Courtesy of Grey, we now know that there were several reasons for the MoD's reticence, one being the co-incidental visit of Gordon Brown to Camp Bastion. With the largest operation then to have been mounted in Helmand Province and with the outcome far from certain, officials were concerned that news of the operation might detract from the prime minister's visit, especially if there were casualties.
But the major reason, Grey tells us, was that both the British and the Americans had decided that this was to be an I/O - an "information operation" - otherwise known as a propaganda exercise. The intention was to convey to the outside world that this was an operation led by the Afghanis, assisted by coalition forces.
As a result, we had the bizarre scene of the "capture" of the town centre being photographed by the MoD's Defence Combat Camera Team, showing jubilant Afghani troops raising their national flag. To achieve this, British and US forces, who had fought their way into the town, after periods of intense combat, were forced to hide their vehicles and keep out of sight for the fiction to be perpetrated.
The fighting by the coalition forces, the lead up to the operation and the political background, are well-described by Grey, leaving the reader under no illusions that this major operation was almost entirely a coalition effort, made possible by the injection of massive US forces, including elements of the US 82nd Airborne Division, which paved the way for the assault with a daring, if risky, helicopter assault.
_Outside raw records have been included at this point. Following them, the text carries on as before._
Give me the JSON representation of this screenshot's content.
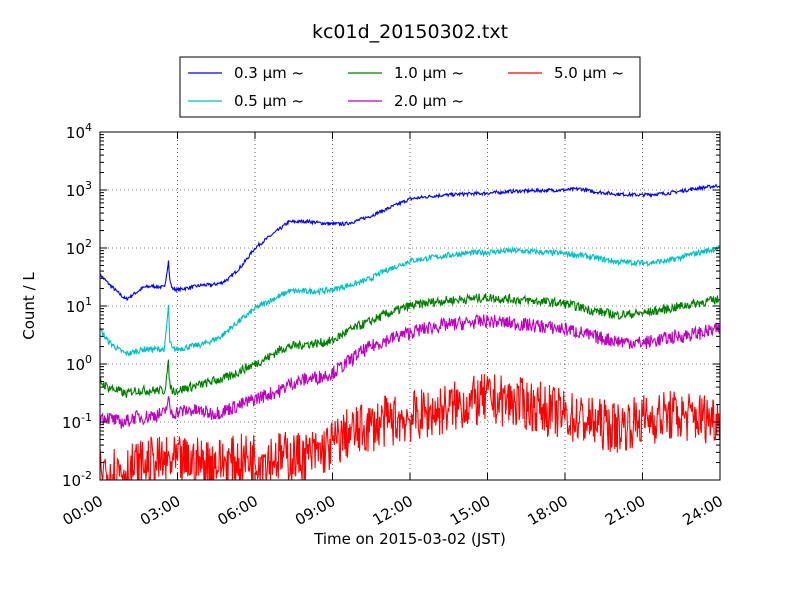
{
  "chart_data": {
    "type": "line",
    "title": "kc01d_20150302.txt",
    "xlabel": "Time on 2015-03-02 (JST)",
    "ylabel": "Count / L",
    "x_unit": "hours",
    "xlim": [
      0,
      24
    ],
    "ylim": [
      0.01,
      10000
    ],
    "yscale": "log",
    "grid": true,
    "legend_position": "top-center, above plot",
    "x_ticks": [
      "00:00",
      "03:00",
      "06:00",
      "09:00",
      "12:00",
      "15:00",
      "18:00",
      "21:00",
      "24:00"
    ],
    "y_ticks": [
      {
        "base": "10",
        "exp": "-2"
      },
      {
        "base": "10",
        "exp": "-1"
      },
      {
        "base": "10",
        "exp": "0"
      },
      {
        "base": "10",
        "exp": "1"
      },
      {
        "base": "10",
        "exp": "2"
      },
      {
        "base": "10",
        "exp": "3"
      },
      {
        "base": "10",
        "exp": "4"
      }
    ],
    "series": [
      {
        "name": "0.3 µm ~",
        "color": "#0000ff",
        "x": [
          0,
          0.3,
          0.7,
          1,
          1.3,
          1.7,
          2,
          2.5,
          2.65,
          2.7,
          2.8,
          3,
          3.5,
          4,
          4.3,
          4.7,
          5,
          5.5,
          6,
          6.5,
          7,
          7.3,
          8,
          8.5,
          9,
          9.5,
          10,
          10.5,
          11,
          12,
          13,
          14,
          15,
          16,
          17,
          18,
          18.6,
          19,
          20,
          21,
          22,
          23,
          24
        ],
        "y": [
          35,
          25,
          17,
          13,
          16,
          21,
          22,
          21,
          60,
          28,
          20,
          19,
          21,
          23,
          23,
          25,
          30,
          50,
          100,
          150,
          220,
          280,
          290,
          270,
          260,
          260,
          300,
          360,
          450,
          700,
          800,
          850,
          880,
          950,
          980,
          1000,
          1050,
          950,
          850,
          820,
          880,
          1050,
          1200
        ]
      },
      {
        "name": "0.5 µm ~",
        "color": "#00bfbf",
        "x": [
          0,
          0.3,
          0.7,
          1,
          1.3,
          1.7,
          2,
          2.5,
          2.65,
          2.7,
          2.8,
          3,
          3.5,
          4,
          4.3,
          4.7,
          5,
          5.5,
          6,
          6.5,
          7,
          7.3,
          8,
          8.5,
          9,
          9.5,
          10,
          10.5,
          11,
          12,
          13,
          14,
          15,
          16,
          17,
          18,
          18.6,
          19,
          20,
          21,
          22,
          23,
          24
        ],
        "y": [
          4,
          2.5,
          1.8,
          1.5,
          1.6,
          1.8,
          1.8,
          1.8,
          10,
          2.5,
          1.8,
          1.8,
          2,
          2.2,
          2.5,
          3,
          4,
          6,
          9,
          12,
          15,
          18,
          18,
          18,
          19,
          22,
          25,
          30,
          40,
          60,
          70,
          80,
          85,
          90,
          85,
          80,
          75,
          70,
          58,
          55,
          60,
          80,
          100
        ]
      },
      {
        "name": "1.0 µm ~",
        "color": "#008000",
        "x": [
          0,
          0.3,
          0.7,
          1,
          1.3,
          1.7,
          2,
          2.5,
          2.65,
          2.7,
          2.8,
          3,
          3.5,
          4,
          4.3,
          4.7,
          5,
          5.5,
          6,
          6.5,
          7,
          7.3,
          8,
          8.5,
          9,
          9.5,
          10,
          10.5,
          11,
          12,
          13,
          14,
          15,
          16,
          17,
          18,
          18.6,
          19,
          20,
          21,
          22,
          23,
          24
        ],
        "y": [
          0.5,
          0.4,
          0.35,
          0.3,
          0.35,
          0.35,
          0.35,
          0.35,
          1.0,
          0.45,
          0.35,
          0.35,
          0.4,
          0.45,
          0.5,
          0.55,
          0.6,
          0.8,
          1.0,
          1.3,
          1.8,
          2.0,
          2.2,
          2.3,
          2.5,
          3.5,
          4.5,
          5.5,
          7,
          10,
          12,
          13,
          14,
          13,
          12,
          11,
          9.5,
          8.5,
          7,
          7.5,
          9,
          11,
          13
        ]
      },
      {
        "name": "2.0 µm ~",
        "color": "#bf00bf",
        "x": [
          0,
          0.3,
          0.7,
          1,
          1.3,
          1.7,
          2,
          2.5,
          2.65,
          2.7,
          2.8,
          3,
          3.5,
          4,
          4.3,
          4.7,
          5,
          5.5,
          6,
          6.5,
          7,
          7.3,
          8,
          8.5,
          9,
          9.5,
          10,
          10.5,
          11,
          12,
          13,
          14,
          15,
          16,
          17,
          18,
          18.6,
          19,
          20,
          21,
          22,
          23,
          24
        ],
        "y": [
          0.12,
          0.12,
          0.1,
          0.1,
          0.12,
          0.12,
          0.13,
          0.14,
          0.25,
          0.16,
          0.14,
          0.15,
          0.16,
          0.15,
          0.14,
          0.15,
          0.17,
          0.2,
          0.25,
          0.3,
          0.35,
          0.45,
          0.55,
          0.6,
          0.7,
          1.0,
          1.5,
          2.0,
          2.5,
          3.5,
          4.5,
          5,
          5.5,
          5,
          4.5,
          4,
          3.5,
          3.0,
          2.5,
          2.3,
          2.8,
          3.3,
          4
        ]
      },
      {
        "name": "5.0 µm ~",
        "color": "#ff0000",
        "x": [
          0,
          1,
          2,
          3,
          4,
          5,
          6,
          7,
          8,
          8.5,
          9,
          9.5,
          10,
          11,
          12,
          13,
          14,
          15,
          16,
          17,
          18,
          19,
          20,
          21,
          22,
          23,
          24
        ],
        "y": [
          0.015,
          0.015,
          0.02,
          0.02,
          0.02,
          0.02,
          0.025,
          0.025,
          0.025,
          0.03,
          0.04,
          0.06,
          0.07,
          0.1,
          0.12,
          0.15,
          0.2,
          0.25,
          0.22,
          0.18,
          0.13,
          0.1,
          0.08,
          0.11,
          0.13,
          0.12,
          0.12
        ]
      }
    ]
  }
}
Behind this operation are the political machinations, both Afghani and military, which lends a conspiratorial overtone to the book, lifting it above the ordinary "war book", giving it more depth than would be expected from this genre.
With a highly informative account of the history of Helmand to open the book, this makes this a rounded narrative, which culminates in a short analytical chapter which tries to set the operation in the broader context of the counter-insurgency operation in Afghanistan.
Of special interest is Grey's detail of the number of mine strikes suffered by British forces, one of which he witnessed, giving a moving and personal edge to the account, which benefited from Grey's presence as an embedded reporter and his personal knowledge and friendships with some of his subjects. He also notes that the King's Royal Hussars were equipped with Mastiffs, with the squadron taking fourteen IED hits, suffering no serious injuries - although does not link the two issues.
There is also a graphic and detailed account of the intervention of USAF AC-130H Spectres in the final stages of the assault on Musa Qala, a role which Grey describes as "decisive", confirming the utility of these airborne gunships as a battle-winning weapon - something of which British procurement officials should take note.
If there is a small criticism, Grey is perhaps over-reliant on the opinions of those he interviews - of which there are an impressive number, in excess of 200. Despite his access to top-ranking military officials, he makes very little use of them - and we thus do not see enough of Grey's own thoughts in terms of evaluating their responses. Perhaps that is for another book.
That notwithstanding, this is a well-written historical narrative, in which Grey the journalist excels, aided by superb maps, illustrations and photographs. It is a valuable and important addition to the growing library of works beginning to emerge from the Afghani campaign and is an essential read for anyone who seeks a better understanding of what is indeed "a war which has gone largely unnoticed back home."